Le produit « de proximité » : une définition personnelle
Ludovic Ligneau est responsable de la cuisine centrale de Villeurbanne, dans le Rhône. Sa structure sert plus de 9 000 couverts par jour. Sur les 21 lots de marchés publics qu’il possède, le professionnel assure que 7 sont construits « de façon à cibler un producteur territorialement ancré ». Ses critères sont la proximité à l’échelle de la région, ainsi que la traçabilité du produit. « Il faut aussi que la production s’inscrive dans une logique territoriale », poursuit-il, en prenant l’exemple de la production laitière des monts du Lyonnais voisins. En 2022, 50 % des aliments servis par la cuisine centrale de Villeurbanne étaient issus de produits sous signe de qualité. La part du bio était, quant à elle, de 28 %.
Son objectif est dorénavant de maintenir ces taux en 2023, malgré une inflation galopante. Le responsable a également introduit une clause de rencontre au sein de ses marchés. « Lorsque nous identifions un opérateur du territoire qui nous intéresse, notre distributeur n’a pas l’obligation de contractualiser avec lui, mais de le rencontrer », détaille-t-il. Ce mode opératoire lui a notamment permis d’intégrer des confitures, certains fruits et légumes, ainsi que des blés bio régionaux chez son boulanger.

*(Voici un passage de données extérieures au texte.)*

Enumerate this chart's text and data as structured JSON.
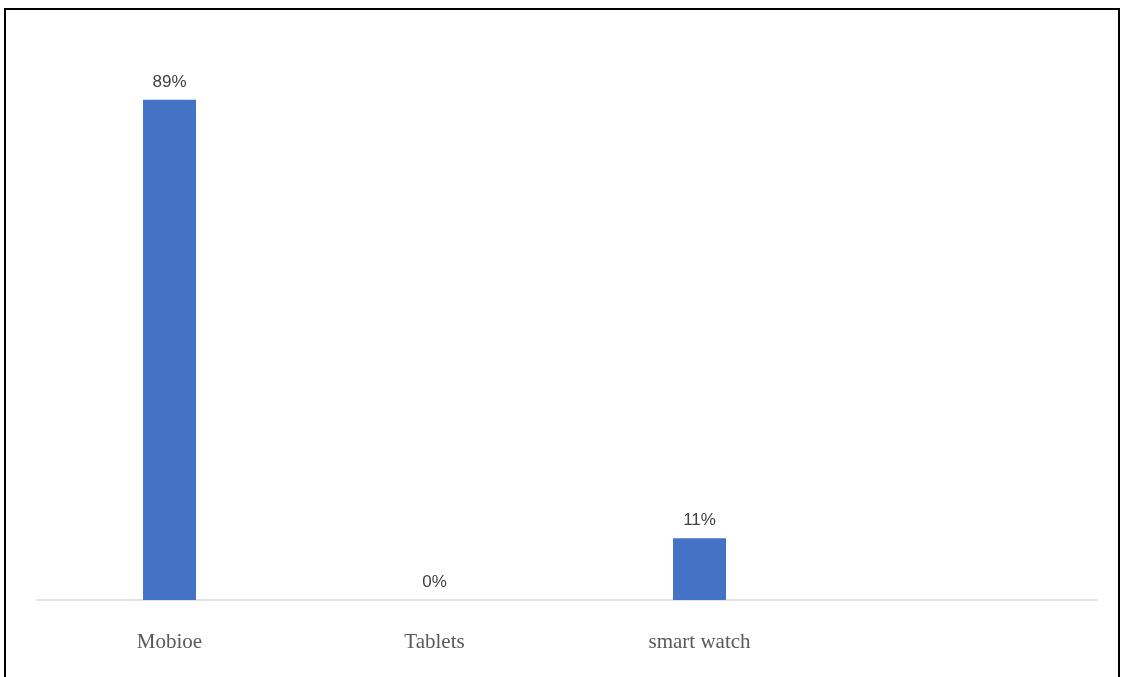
{
  "chart_data": {
    "type": "bar",
    "categories": [
      "Mobioe",
      "Tablets",
      "smart watch",
      null
    ],
    "values": [
      89,
      0,
      11,
      null
    ],
    "value_labels": [
      "89%",
      "0%",
      "11%",
      null
    ],
    "color": "#4472c4"
  }
}
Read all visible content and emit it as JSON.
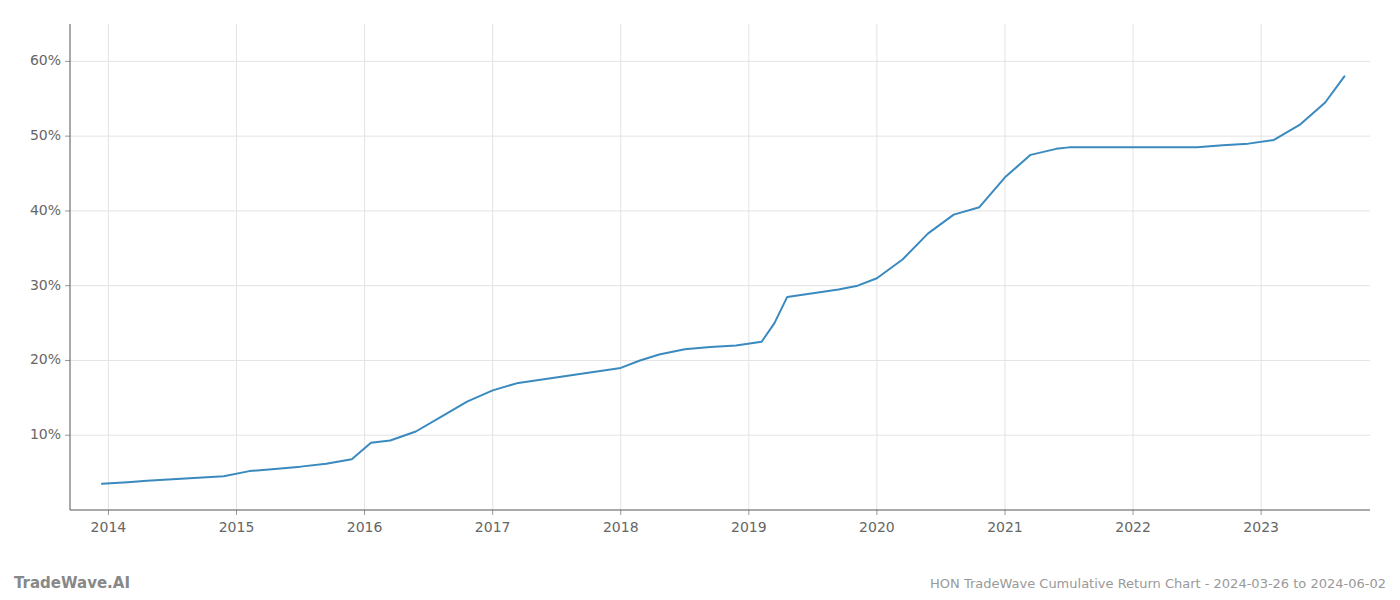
{
  "chart_data": {
    "type": "line",
    "title": "HON TradeWave Cumulative Return Chart - 2024-03-26 to 2024-06-02",
    "annotations": [
      "TradeWave.AI"
    ],
    "color": "#3a8abf",
    "grid": true,
    "x": [
      2013.95,
      2014.05,
      2014.15,
      2014.3,
      2014.5,
      2014.7,
      2014.9,
      2015.1,
      2015.3,
      2015.5,
      2015.7,
      2015.9,
      2016.05,
      2016.2,
      2016.4,
      2016.6,
      2016.8,
      2017.0,
      2017.2,
      2017.4,
      2017.6,
      2017.8,
      2018.0,
      2018.15,
      2018.3,
      2018.5,
      2018.7,
      2018.9,
      2019.1,
      2019.2,
      2019.3,
      2019.5,
      2019.7,
      2019.85,
      2020.0,
      2020.2,
      2020.4,
      2020.6,
      2020.8,
      2021.0,
      2021.2,
      2021.4,
      2021.5,
      2021.7,
      2021.9,
      2022.1,
      2022.3,
      2022.5,
      2022.7,
      2022.9,
      2023.1,
      2023.3,
      2023.5,
      2023.65
    ],
    "values": [
      3.5,
      3.6,
      3.7,
      3.9,
      4.1,
      4.3,
      4.5,
      5.2,
      5.5,
      5.8,
      6.2,
      6.8,
      9.0,
      9.3,
      10.5,
      12.5,
      14.5,
      16.0,
      17.0,
      17.5,
      18.0,
      18.5,
      19.0,
      20.0,
      20.8,
      21.5,
      21.8,
      22.0,
      22.5,
      25.0,
      28.5,
      29.0,
      29.5,
      30.0,
      31.0,
      33.5,
      37.0,
      39.5,
      40.5,
      44.5,
      47.5,
      48.3,
      48.5,
      48.5,
      48.5,
      48.5,
      48.5,
      48.5,
      48.8,
      49.0,
      49.5,
      51.5,
      54.5,
      58.0
    ],
    "xlim": [
      2013.7,
      2023.85
    ],
    "xticks": [
      2014,
      2015,
      2016,
      2017,
      2018,
      2019,
      2020,
      2021,
      2022,
      2023
    ],
    "ylim": [
      0,
      65
    ],
    "yticks": [
      {
        "value": 10,
        "label": "10%"
      },
      {
        "value": 20,
        "label": "20%"
      },
      {
        "value": 30,
        "label": "30%"
      },
      {
        "value": 40,
        "label": "40%"
      },
      {
        "value": 50,
        "label": "50%"
      },
      {
        "value": 60,
        "label": "60%"
      }
    ]
  }
}
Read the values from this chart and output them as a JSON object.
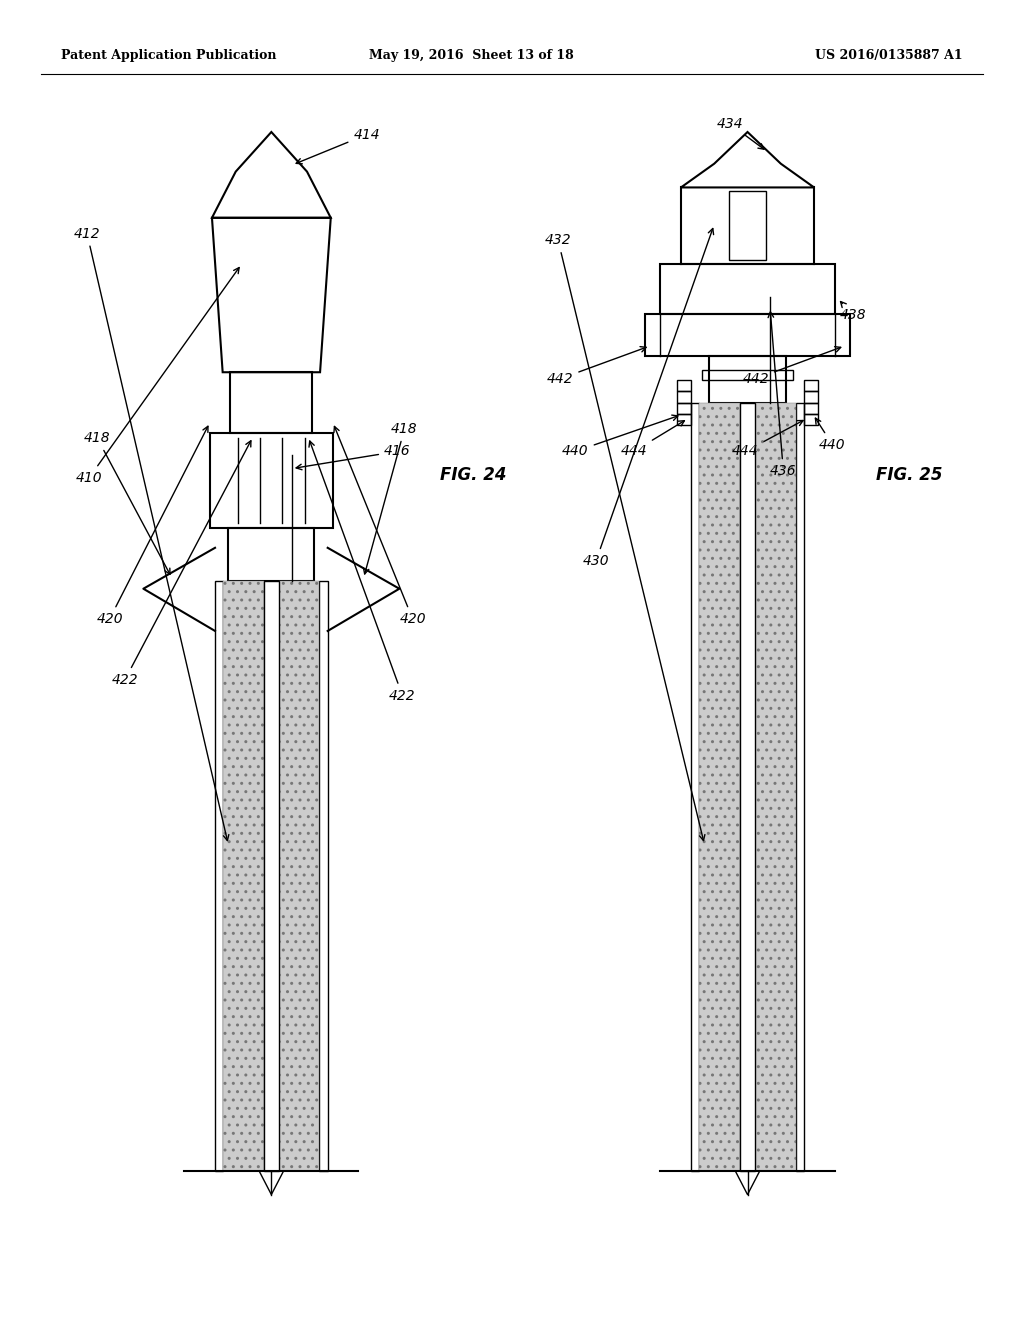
{
  "bg_color": "#ffffff",
  "line_color": "#000000",
  "header_left": "Patent Application Publication",
  "header_mid": "May 19, 2016  Sheet 13 of 18",
  "header_right": "US 2016/0135887 A1",
  "fig24_label": "FIG. 24",
  "fig25_label": "FIG. 25"
}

Un décalage entre les attentes et les réglementations
À Lons-le-Saunier, dans le Jura, le directeur de la cuisine centrale Didier Thévenet est fier de l’annoncer : sa structure a atteint 49 % de produits dits « durables et de qualité ». Depuis 2001, le gérant milite surtout pour limiter les intermédiaires. « Nous pouvons parler directement du produit avec les faiseurs et éviter la spéculation, affirme-t-il. Ce qui m’intéresse, c’est de faire de la résilience alimentaire et d’acheter le produit au prix qu’il vaut. » Selon lui, le principal frein à une alimentation de proximité, se situe au cœur même de la réglementation. « Nous sommes sous le coup des marchés, nous ne pouvons pas parler de régionalisation… Il y a un décalage entre les règles établies par l’État et l’attente des consommateurs et des élus du territoire. Tout le monde veut manger ce qui pousse à côté de chez lui, mais les réglementations ne vont pas dans ce sens-là : avec le libre marché, nous ne devons pas favoriser le local. » Ce qui n’empêche pas le dirigeant d’admettre qu’une cuisine 100 % locale n’est pas envisageable pour sa structure. « Même si nous produisons 200 tonnes de légumes dans notre légumerie, nous ne pouvons pas avoir de la courgette en hiver. »
Au 1er janvier 2024, un nouveau défi attend la restauration collective. Ces établissements devront proposer au moins 60 % de produits « durables et de qualité » pour les viandes et les poissons. Ce taux sera même porté à 100 % pour la restauration d’État. Un changement de taille pour le poisson, qui reste peu produit en Auvergne-Rhône-Alpes, et dont la tarification n’est pas toujours abordable.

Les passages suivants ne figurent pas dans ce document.